JWT::JWK::EC#public_key returns unexpected type

[bellebaum]

Hey,

I was trying to use a JWK inside a block in JWT.decode, since I cannot use the jwks option because (for backwards compatibility reasons) I need a special handling of the situation where no kid is present in the token header (I.e. if the issuer only has one key, use that one).

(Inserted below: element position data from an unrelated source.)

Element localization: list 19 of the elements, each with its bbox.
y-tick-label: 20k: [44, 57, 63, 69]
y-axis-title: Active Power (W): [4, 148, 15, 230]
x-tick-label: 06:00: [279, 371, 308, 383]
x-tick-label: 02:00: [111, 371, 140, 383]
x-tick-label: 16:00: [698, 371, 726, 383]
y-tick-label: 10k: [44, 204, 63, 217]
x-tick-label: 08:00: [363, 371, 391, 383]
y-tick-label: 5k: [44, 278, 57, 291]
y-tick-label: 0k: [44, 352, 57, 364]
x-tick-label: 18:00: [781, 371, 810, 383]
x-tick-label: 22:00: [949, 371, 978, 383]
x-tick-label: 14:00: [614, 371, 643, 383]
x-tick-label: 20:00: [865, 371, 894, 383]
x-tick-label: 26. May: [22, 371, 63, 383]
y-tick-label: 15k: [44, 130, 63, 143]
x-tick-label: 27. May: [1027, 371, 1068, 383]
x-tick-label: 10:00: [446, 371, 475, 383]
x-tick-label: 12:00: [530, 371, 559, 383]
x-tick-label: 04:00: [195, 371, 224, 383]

When trying to get the public key from a JWT::JWK using .public_key, its usability depends on the kty.

For RSA and in particular OpenSSL::PKey::RSA, you get another OpenSSL::PKey::RSA object, for which .private? returns false. For EC and in particular OpenSSL::PKey::EC, you get a OpenSSL::PKey::EC::Point.

This seems unexpected and causes the validation to fail for EC, since a Point has no method dsa_verify_asn1 used in the EC Algo.

For me, using .keypair instead solved the issue but always exporting the private key as well seems like a bad habit. Should JWT::JWK::EC#public_key return OpenSSL::PKey::EC even though OpenSSL::PKey::EC#public_key does not?

[anakinj]

We should dig deeper into this one and fix the EC public key representation. Could also be a limitation of ruby/openssl?

[julik]

Probably the issue is that OpenSSL::PKey::EC and similar are actually keypairs - the Ruby OpenSSL docs do not really provide a nice noun for this.